While a new wave of contamination is currently taking place, Hong Kong is also faced with a shortage of workers fleeing very strict detention and quarantine rules. For those who chose to stay, the opportunities to get a golden job became plentiful. “They are more in demand than a year ago. »
Interviews with headhunters, for executives and employees in industry, finance and digital have become frequent. “When there’s a talent shortage, people take advantage of it to raise their salaries,” said Christine Houston, managing director of executive search firm ESGI, which focuses on the financial sector.
An exodus of workers
There are 140,000 more people leaving Hong Kong this year than those who came. This is one of the largest waves of migration the city has seen. The number of new visas issued to foreign financial service workers dropped to 2,569 last year. A decrease of almost 50% compared to 2018, according to calculations based on government data.
And that was before Covid’s Omicron variant penetrated Hong Kong’s defenses, prompting the government to implement the toughest restrictions and social distance measures in the world. The threat of a mass testing campaign combined with a citywide lockdown and long quarantines that made business travel and family visits abroad impossible pushed the foreign workers. Hong Kong Chief Executive Carrie Lam has changed recently. It postponed the trial plan and shortened the quarantine to seven days in hotels for incoming travelers. But the damage has already been done.
Companies were forced to stay
Companies operate with long -term visions. Leaders fear to redeploy a large number of employees to other sites and see the local market lift. More complicated, the companies are afraid to offend Chinese government officials, who have greater influence in the territory after widespread protests in 2019. Many Wall Street banks occupy the glass and steel towers of the central business is drawing up ambitious expansion plans for China’s mainland market. .

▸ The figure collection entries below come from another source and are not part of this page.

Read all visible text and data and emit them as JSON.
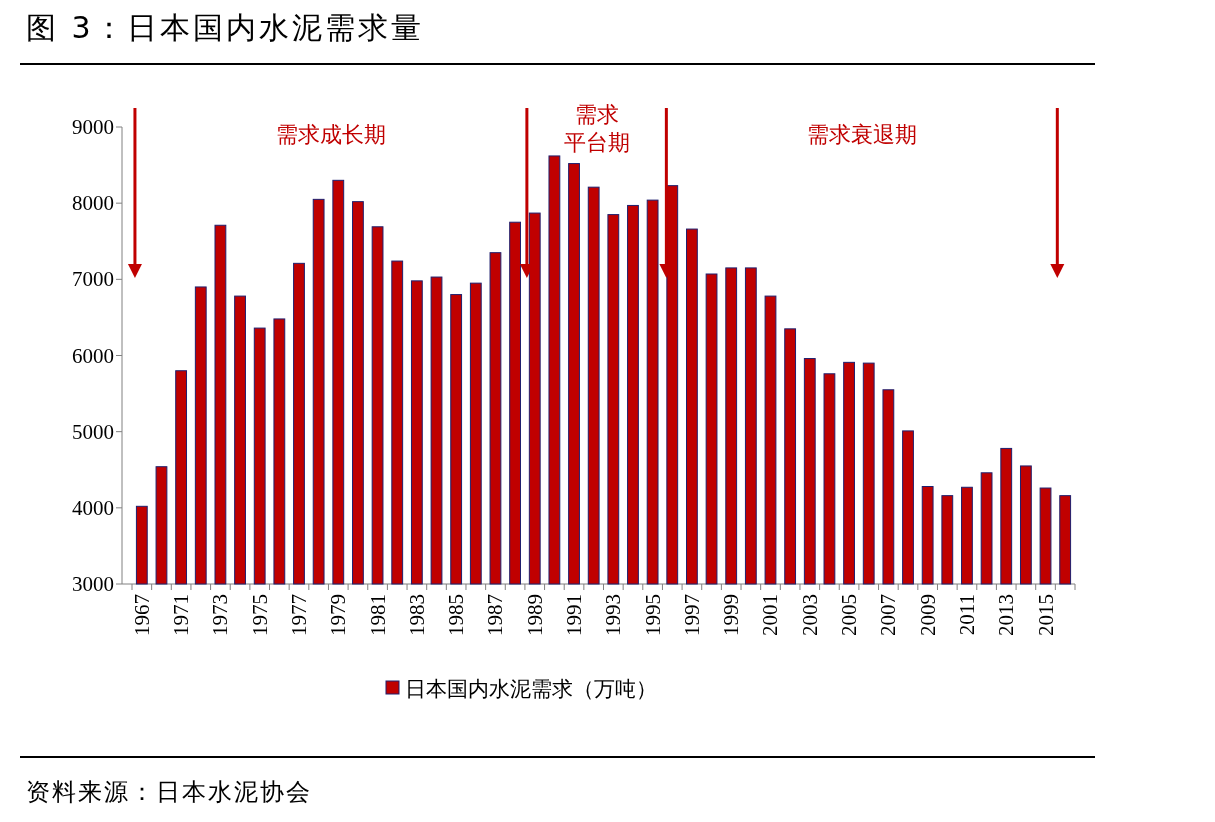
{
  "chart_data": {
    "type": "bar",
    "title": "图 3：日本国内水泥需求量",
    "categories": [
      "1967",
      null,
      "1971",
      null,
      "1973",
      null,
      "1975",
      null,
      "1977",
      null,
      "1979",
      null,
      "1981",
      null,
      "1983",
      null,
      "1985",
      null,
      "1987",
      null,
      "1989",
      null,
      "1991",
      null,
      "1993",
      null,
      "1995",
      null,
      "1997",
      null,
      "1999",
      null,
      "2001",
      null,
      "2003",
      null,
      "2005",
      null,
      "2007",
      null,
      "2009",
      null,
      "2011",
      null,
      "2013",
      null,
      "2015",
      null
    ],
    "series": [
      {
        "name": "日本国内水泥需求（万吨）",
        "color": "#c00000",
        "values": [
          4020,
          4540,
          5800,
          6900,
          7710,
          6780,
          6360,
          6480,
          7210,
          8050,
          8300,
          8020,
          7690,
          7240,
          6980,
          7030,
          6800,
          6950,
          7350,
          7750,
          7870,
          8620,
          8520,
          8210,
          7850,
          7970,
          8040,
          8230,
          7660,
          7070,
          7150,
          7150,
          6780,
          6350,
          5960,
          5760,
          5910,
          5900,
          5550,
          5010,
          4280,
          4160,
          4270,
          4460,
          4780,
          4550,
          4260,
          4160
        ]
      }
    ],
    "ylim": [
      3000,
      9000
    ],
    "yticks": [
      3000,
      4000,
      5000,
      6000,
      7000,
      8000,
      9000
    ],
    "legend": "bottom",
    "grid": false,
    "annotations": [
      "需求成长期",
      "需求平台期",
      "需求衰退期",
      "资料来源：日本水泥协会"
    ]
  }
}
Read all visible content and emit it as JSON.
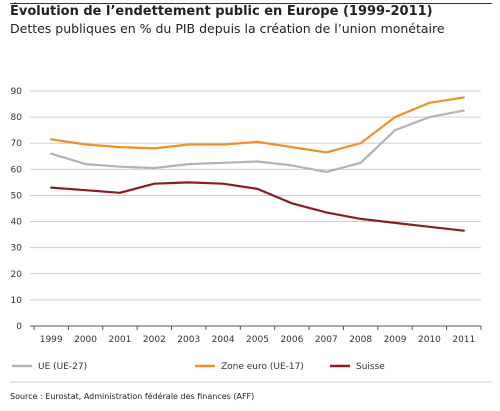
{
  "chart_data": {
    "type": "line",
    "title": "Évolution de l’endettement public en Europe (1999-2011)",
    "subtitle": "Dettes publiques en % du PIB depuis la création de l’union monétaire",
    "source": "Source : Eurostat, Administration fédérale des finances (AFF)",
    "x": [
      "1999",
      "2000",
      "2001",
      "2002",
      "2003",
      "2004",
      "2005",
      "2006",
      "2007",
      "2008",
      "2009",
      "2010",
      "2011"
    ],
    "yticks": [
      "0",
      "10",
      "20",
      "30",
      "40",
      "50",
      "60",
      "70",
      "80",
      "90"
    ],
    "ylim": [
      0,
      90
    ],
    "grid": true,
    "legend_position": "bottom",
    "series": [
      {
        "name": "UE (UE-27)",
        "color": "#b3b3b3",
        "values": [
          66,
          62,
          61,
          60.5,
          62,
          62.5,
          63,
          61.5,
          59,
          62.5,
          75,
          80,
          82.5
        ]
      },
      {
        "name": "Zone euro (UE-17)",
        "color": "#f0902a",
        "values": [
          71.5,
          69.5,
          68.5,
          68,
          69.5,
          69.5,
          70.5,
          68.5,
          66.5,
          70,
          80,
          85.5,
          87.5
        ]
      },
      {
        "name": "Suisse",
        "color": "#8c1c24",
        "values": [
          53,
          52,
          51,
          54.5,
          55,
          54.5,
          52.5,
          47,
          43.5,
          41,
          39.5,
          38,
          36.5
        ]
      }
    ]
  }
}
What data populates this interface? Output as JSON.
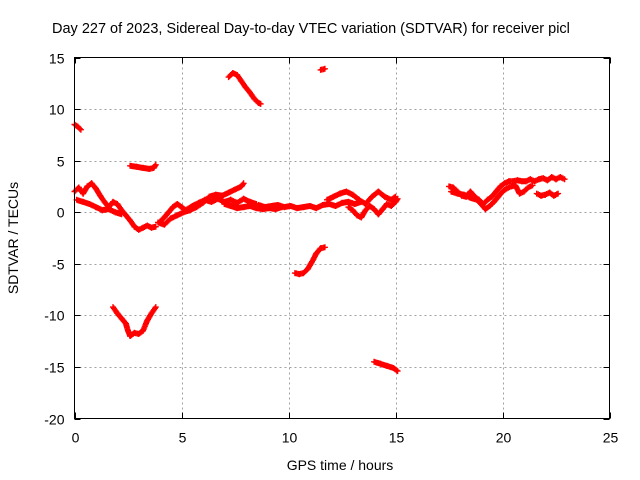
{
  "chart_data": {
    "type": "scatter",
    "title": "Day 227 of 2023, Sidereal Day-to-day VTEC variation (SDTVAR) for receiver picl",
    "xlabel": "GPS time / hours",
    "ylabel": "SDTVAR / TECUs",
    "xlim": [
      0,
      25
    ],
    "ylim": [
      -20,
      15
    ],
    "xticks": [
      0,
      5,
      10,
      15,
      20,
      25
    ],
    "yticks": [
      -20,
      -15,
      -10,
      -5,
      0,
      5,
      10,
      15
    ],
    "grid": true,
    "marker": "+",
    "color": "#ff0000",
    "segments": [
      {
        "name": "arc-01",
        "points": [
          [
            0.0,
            8.5
          ],
          [
            0.15,
            8.3
          ],
          [
            0.3,
            8.0
          ]
        ]
      },
      {
        "name": "arc-02",
        "points": [
          [
            0.0,
            2.0
          ],
          [
            0.2,
            2.4
          ],
          [
            0.4,
            1.8
          ],
          [
            0.6,
            2.5
          ],
          [
            0.8,
            2.8
          ],
          [
            1.0,
            2.3
          ],
          [
            1.2,
            1.6
          ],
          [
            1.4,
            1.0
          ],
          [
            1.6,
            0.5
          ],
          [
            1.8,
            1.0
          ],
          [
            2.0,
            0.8
          ],
          [
            2.2,
            0.2
          ],
          [
            2.4,
            -0.3
          ],
          [
            2.6,
            -0.8
          ],
          [
            2.8,
            -1.4
          ],
          [
            3.0,
            -1.7
          ],
          [
            3.2,
            -1.5
          ],
          [
            3.4,
            -1.3
          ],
          [
            3.6,
            -1.5
          ],
          [
            3.8,
            -1.4
          ]
        ]
      },
      {
        "name": "arc-03",
        "points": [
          [
            0.1,
            1.2
          ],
          [
            0.4,
            1.0
          ],
          [
            0.7,
            0.8
          ],
          [
            1.0,
            0.5
          ],
          [
            1.3,
            0.2
          ],
          [
            1.6,
            0.3
          ],
          [
            1.9,
            0.0
          ],
          [
            2.2,
            -0.2
          ]
        ]
      },
      {
        "name": "arc-04",
        "points": [
          [
            2.6,
            4.5
          ],
          [
            2.9,
            4.4
          ],
          [
            3.2,
            4.3
          ],
          [
            3.5,
            4.2
          ],
          [
            3.7,
            4.3
          ],
          [
            3.8,
            4.6
          ]
        ]
      },
      {
        "name": "arc-05",
        "points": [
          [
            1.8,
            -9.2
          ],
          [
            2.0,
            -9.8
          ],
          [
            2.2,
            -10.3
          ],
          [
            2.4,
            -10.8
          ],
          [
            2.5,
            -11.5
          ],
          [
            2.6,
            -12.0
          ],
          [
            2.8,
            -11.7
          ],
          [
            3.0,
            -11.8
          ],
          [
            3.2,
            -11.5
          ],
          [
            3.4,
            -10.5
          ],
          [
            3.6,
            -9.8
          ],
          [
            3.8,
            -9.2
          ]
        ]
      },
      {
        "name": "arc-06",
        "points": [
          [
            4.0,
            -0.9
          ],
          [
            4.2,
            -0.5
          ],
          [
            4.4,
            0.0
          ],
          [
            4.6,
            0.5
          ],
          [
            4.8,
            0.8
          ],
          [
            5.0,
            0.5
          ],
          [
            5.2,
            0.2
          ],
          [
            5.5,
            0.6
          ],
          [
            5.8,
            0.9
          ],
          [
            6.1,
            1.2
          ],
          [
            6.4,
            1.0
          ],
          [
            6.7,
            1.3
          ],
          [
            7.0,
            1.0
          ],
          [
            7.3,
            1.2
          ],
          [
            7.6,
            0.9
          ],
          [
            7.9,
            1.3
          ],
          [
            8.2,
            1.0
          ],
          [
            8.5,
            0.8
          ]
        ]
      },
      {
        "name": "arc-07",
        "points": [
          [
            3.9,
            -1.0
          ],
          [
            4.2,
            -1.2
          ],
          [
            4.5,
            -0.6
          ],
          [
            4.8,
            -0.3
          ],
          [
            5.1,
            0.0
          ],
          [
            5.4,
            0.2
          ],
          [
            5.7,
            0.5
          ],
          [
            6.0,
            0.9
          ],
          [
            6.3,
            1.5
          ],
          [
            6.6,
            1.7
          ],
          [
            6.9,
            1.6
          ],
          [
            7.2,
            1.9
          ],
          [
            7.5,
            2.2
          ],
          [
            7.8,
            2.5
          ],
          [
            7.9,
            2.8
          ]
        ]
      },
      {
        "name": "arc-08",
        "points": [
          [
            8.6,
            0.7
          ],
          [
            8.9,
            0.5
          ],
          [
            9.2,
            0.6
          ],
          [
            9.5,
            0.7
          ],
          [
            9.8,
            0.5
          ],
          [
            10.1,
            0.6
          ],
          [
            10.4,
            0.4
          ],
          [
            10.7,
            0.5
          ],
          [
            11.0,
            0.6
          ],
          [
            11.3,
            0.4
          ],
          [
            11.6,
            0.7
          ],
          [
            11.9,
            0.8
          ],
          [
            12.2,
            0.6
          ],
          [
            12.5,
            0.9
          ],
          [
            12.8,
            1.0
          ],
          [
            13.1,
            0.8
          ],
          [
            13.4,
            1.0
          ]
        ]
      },
      {
        "name": "arc-09",
        "points": [
          [
            7.0,
            0.8
          ],
          [
            7.3,
            0.6
          ],
          [
            7.6,
            0.4
          ],
          [
            7.9,
            0.5
          ],
          [
            8.2,
            0.6
          ],
          [
            8.5,
            0.4
          ],
          [
            8.8,
            0.3
          ],
          [
            9.1,
            0.4
          ],
          [
            9.4,
            0.3
          ],
          [
            9.7,
            0.5
          ]
        ]
      },
      {
        "name": "arc-10",
        "points": [
          [
            11.8,
            1.2
          ],
          [
            12.1,
            1.5
          ],
          [
            12.4,
            1.8
          ],
          [
            12.7,
            2.0
          ],
          [
            13.0,
            1.7
          ],
          [
            13.3,
            1.2
          ],
          [
            13.6,
            0.8
          ],
          [
            13.9,
            1.5
          ],
          [
            14.2,
            2.0
          ],
          [
            14.5,
            1.5
          ],
          [
            14.8,
            1.2
          ],
          [
            15.0,
            1.5
          ]
        ]
      },
      {
        "name": "arc-11",
        "points": [
          [
            12.8,
            0.5
          ],
          [
            13.0,
            0.2
          ],
          [
            13.2,
            -0.3
          ],
          [
            13.4,
            -0.5
          ],
          [
            13.6,
            0.2
          ],
          [
            13.8,
            0.6
          ],
          [
            14.0,
            0.3
          ],
          [
            14.2,
            -0.2
          ],
          [
            14.4,
            0.3
          ],
          [
            14.6,
            0.8
          ],
          [
            14.8,
            0.6
          ],
          [
            15.0,
            1.0
          ],
          [
            15.1,
            1.3
          ]
        ]
      },
      {
        "name": "arc-12",
        "points": [
          [
            7.2,
            13.1
          ],
          [
            7.4,
            13.5
          ],
          [
            7.6,
            13.3
          ],
          [
            7.8,
            12.7
          ],
          [
            8.0,
            12.1
          ],
          [
            8.2,
            11.6
          ],
          [
            8.4,
            11.0
          ],
          [
            8.6,
            10.6
          ],
          [
            8.7,
            10.5
          ]
        ]
      },
      {
        "name": "arc-13",
        "points": [
          [
            11.5,
            13.8
          ],
          [
            11.7,
            13.9
          ]
        ]
      },
      {
        "name": "arc-14",
        "points": [
          [
            10.3,
            -5.9
          ],
          [
            10.5,
            -6.0
          ],
          [
            10.7,
            -5.9
          ],
          [
            10.9,
            -5.5
          ],
          [
            11.1,
            -4.8
          ],
          [
            11.3,
            -4.0
          ],
          [
            11.5,
            -3.5
          ],
          [
            11.7,
            -3.4
          ]
        ]
      },
      {
        "name": "arc-15",
        "points": [
          [
            14.0,
            -14.5
          ],
          [
            14.3,
            -14.7
          ],
          [
            14.6,
            -14.9
          ],
          [
            14.9,
            -15.1
          ],
          [
            15.1,
            -15.4
          ]
        ]
      },
      {
        "name": "arc-16",
        "points": [
          [
            17.5,
            2.5
          ],
          [
            17.7,
            2.4
          ],
          [
            17.9,
            2.0
          ],
          [
            18.1,
            1.6
          ],
          [
            18.3,
            1.5
          ],
          [
            18.5,
            2.0
          ],
          [
            18.7,
            1.5
          ],
          [
            18.9,
            1.2
          ],
          [
            19.1,
            0.8
          ],
          [
            19.3,
            1.2
          ],
          [
            19.5,
            1.5
          ],
          [
            19.7,
            2.0
          ],
          [
            19.9,
            2.5
          ],
          [
            20.1,
            2.8
          ],
          [
            20.3,
            3.0
          ],
          [
            20.5,
            3.0
          ],
          [
            20.7,
            3.1
          ],
          [
            20.9,
            3.0
          ],
          [
            21.1,
            3.0
          ],
          [
            21.3,
            3.2
          ],
          [
            21.5,
            3.0
          ],
          [
            21.7,
            3.2
          ],
          [
            21.9,
            3.3
          ],
          [
            22.1,
            3.1
          ],
          [
            22.3,
            3.4
          ],
          [
            22.5,
            3.2
          ],
          [
            22.7,
            3.4
          ],
          [
            22.9,
            3.2
          ]
        ]
      },
      {
        "name": "arc-17",
        "points": [
          [
            17.6,
            2.0
          ],
          [
            17.9,
            1.8
          ],
          [
            18.2,
            1.7
          ],
          [
            18.5,
            1.4
          ],
          [
            18.8,
            1.2
          ],
          [
            19.0,
            0.8
          ],
          [
            19.2,
            0.3
          ],
          [
            19.4,
            0.6
          ],
          [
            19.6,
            1.0
          ],
          [
            19.8,
            1.5
          ],
          [
            20.0,
            2.0
          ],
          [
            20.2,
            2.3
          ],
          [
            20.4,
            2.5
          ],
          [
            20.6,
            2.6
          ],
          [
            20.8,
            1.8
          ],
          [
            21.0,
            2.0
          ],
          [
            21.2,
            2.4
          ],
          [
            21.4,
            2.6
          ]
        ]
      },
      {
        "name": "arc-18",
        "points": [
          [
            21.6,
            1.8
          ],
          [
            21.8,
            1.6
          ],
          [
            22.0,
            1.7
          ],
          [
            22.2,
            1.9
          ],
          [
            22.4,
            1.6
          ],
          [
            22.6,
            1.8
          ]
        ]
      }
    ]
  }
}
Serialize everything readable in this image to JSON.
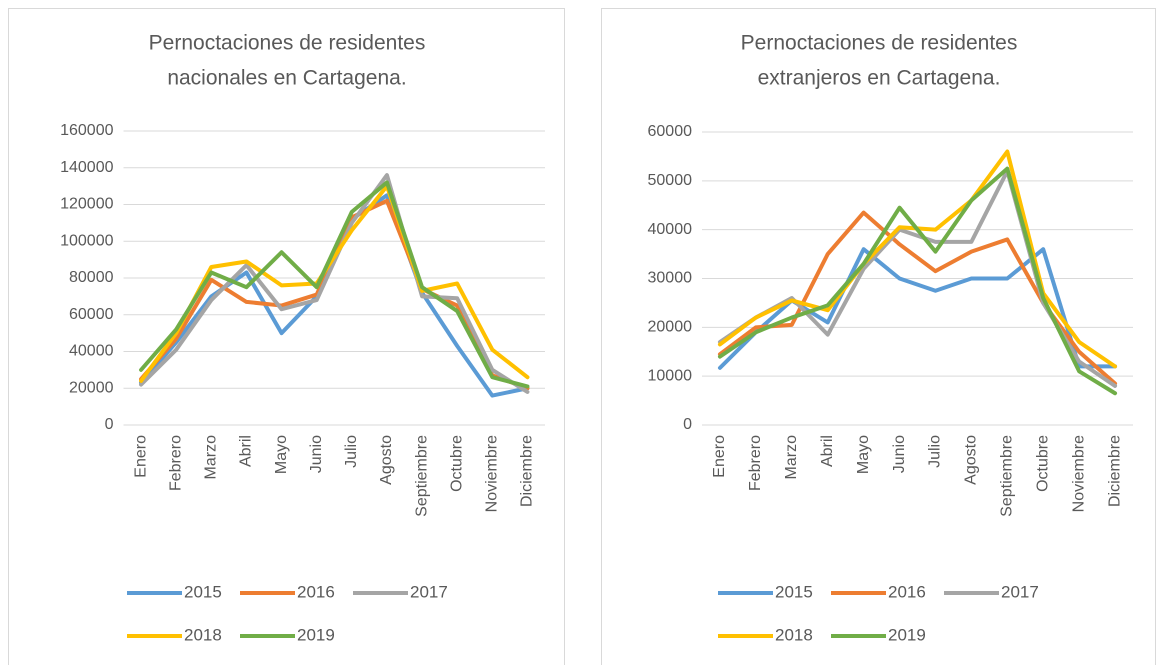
{
  "chart_data": [
    {
      "type": "line",
      "title": [
        "Pernoctaciones de residentes",
        "nacionales en Cartagena."
      ],
      "categories": [
        "Enero",
        "Febrero",
        "Marzo",
        "Abril",
        "Mayo",
        "Junio",
        "Julio",
        "Agosto",
        "Septiembre",
        "Octubre",
        "Noviembre",
        "Diciembre"
      ],
      "series": [
        {
          "name": "2015",
          "color": "#5b9bd5",
          "values": [
            23000,
            45000,
            70000,
            83000,
            50000,
            70000,
            112000,
            125000,
            72000,
            43000,
            16000,
            20000
          ]
        },
        {
          "name": "2016",
          "color": "#ed7d31",
          "values": [
            25000,
            47000,
            79000,
            67000,
            65000,
            71000,
            113000,
            122000,
            74000,
            65000,
            27000,
            20000
          ]
        },
        {
          "name": "2017",
          "color": "#a5a5a5",
          "values": [
            22000,
            41000,
            68000,
            87000,
            63000,
            68000,
            110000,
            136000,
            70000,
            69000,
            30000,
            18000
          ]
        },
        {
          "name": "2018",
          "color": "#ffc000",
          "values": [
            24000,
            50000,
            86000,
            89000,
            76000,
            77000,
            106000,
            130000,
            73000,
            77000,
            41000,
            26000
          ]
        },
        {
          "name": "2019",
          "color": "#70ad47",
          "values": [
            30000,
            52000,
            83000,
            75000,
            94000,
            75000,
            116000,
            132000,
            75000,
            62000,
            26000,
            21000
          ]
        }
      ],
      "ylim": [
        0,
        160000
      ],
      "yticks": [
        0,
        20000,
        40000,
        60000,
        80000,
        100000,
        120000,
        140000,
        160000
      ],
      "grid": true,
      "legend": "bottom"
    },
    {
      "type": "line",
      "title": [
        "Pernoctaciones de residentes",
        "extranjeros en Cartagena."
      ],
      "categories": [
        "Enero",
        "Febrero",
        "Marzo",
        "Abril",
        "Mayo",
        "Junio",
        "Julio",
        "Agosto",
        "Septiembre",
        "Octubre",
        "Noviembre",
        "Diciembre"
      ],
      "series": [
        {
          "name": "2015",
          "color": "#5b9bd5",
          "values": [
            11700,
            19000,
            25500,
            21000,
            36000,
            30000,
            27500,
            30000,
            30000,
            36000,
            12000,
            12000
          ]
        },
        {
          "name": "2016",
          "color": "#ed7d31",
          "values": [
            14500,
            20000,
            20500,
            35000,
            43500,
            37000,
            31500,
            35500,
            38000,
            25000,
            15000,
            8500
          ]
        },
        {
          "name": "2017",
          "color": "#a5a5a5",
          "values": [
            17000,
            22000,
            26000,
            18500,
            32000,
            40000,
            37500,
            37500,
            52000,
            25000,
            13000,
            8000
          ]
        },
        {
          "name": "2018",
          "color": "#ffc000",
          "values": [
            16500,
            22000,
            25500,
            23500,
            33000,
            40500,
            40000,
            46000,
            56000,
            27000,
            17000,
            12000
          ]
        },
        {
          "name": "2019",
          "color": "#70ad47",
          "values": [
            14000,
            19000,
            22000,
            24500,
            33000,
            44500,
            35500,
            46000,
            52500,
            26000,
            11000,
            6500
          ]
        }
      ],
      "ylim": [
        0,
        60000
      ],
      "yticks": [
        0,
        10000,
        20000,
        30000,
        40000,
        50000,
        60000
      ],
      "grid": true,
      "legend": "bottom"
    }
  ]
}
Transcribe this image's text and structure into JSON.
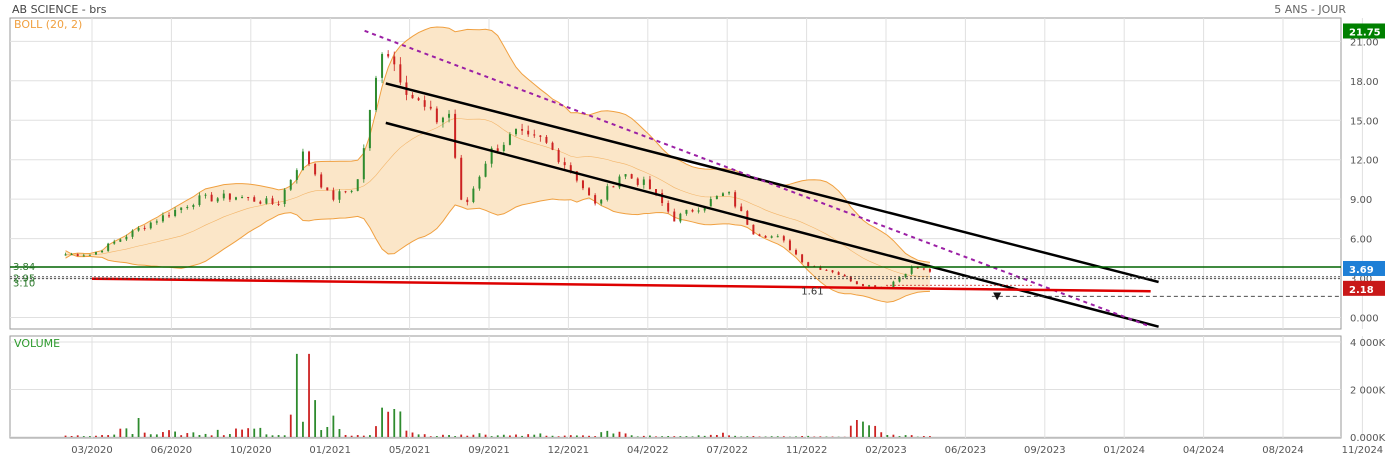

In early 2003, life almost stopped with the short-term outbreak of the SARS virus, and the benchmark stock market index hit a 4.5-year low. China launched the red carpet on foreigners the following year and the economy began, prompting a boom that lasted until the global financial crisis.
“It’s a war of talents”
Crypto trading platforms are emerging in Hong Kong, producing unicorns such as Amber Group which has been in existence since 2017 and Animoca Brands, an NFT game development studio based on Blockchain technology since 2014. They are adding to the battle for talent. This sector currently provides at least one in 10 new job vacancies in financial services, said Olga Yung, chief executive of recruitment firm Michael Page. Amber Group raised $ 200 million from investors last month. Its global workforce has quadrupled since February 2021, and it is looking for staff in Hong Kong with backgrounds ranging from traditional finance to human resources and legal services. “Because of our profitability, honestly, we can pay as well if not better than anyone,” Amber Group co-founder and CEO Michael Wu said in an interview, without giving details. . “This is a talent war. »
Cynthia Wu got a small salary cut when she left the Hong Kong stock trader in 2018 for a job in crypto. In the beginning, there were instances where new hires didn’t even show up on their first day on the job, that’s how skeptical this new industry is. He is now the business development manager for crypto startup Matrixport. Although the sector is increasingly becoming part of the financial mainstream and offering competitive compensation packages compared to traditional financial firms, it still faces a talent shortage, he said. Matrixport is looking to expand its team to approximately 40 people.
Sustainable or not, these gold wages?
Wage inflation in the financial industry has been a “significant issue” over the past 15 months and has accelerated this year as a wave of layoffs sparked a bidding war for outstanding talent, says John Mullally, regional manager of Robert Walters in Hong Kong, a company that specializes in recruitment. Another problem is that some people are now overpaid, he added. In the short term, there is certainly an opportunity for people to take advantage of market dislocation, but in the long term, that’s not a good thing. This could expose the winners of outsized salary increases to a sharp reversal if Hong Kong becomes a big draw for expats again, or if companies start moving jobs elsewhere in a big way. size, the headhunter checks. A recent survey by the European Chamber of Commerce in Hong Kong found that almost half of the European companies surveyed planned to partially or completely move their operations and staff out of the city.
A senior executive at a major Wall Street bank in the city, who wishes to remain anonymous, said the influx of layoffs has prompted wage increases of 25% to 35% since June for mid-level workers in sales and trade when they switch companies. But he added that, if Hong Kong leaders decide to leave the “zero Covid” policy without frequent rule changes that have angered locals and expats, the city will once again become a magnet for financial workers. “If there’s a roadmap, and if we’re sure they’re not coming back, I’m telling you that Hong Kong will move on right away and people will start coming back,” he concludes.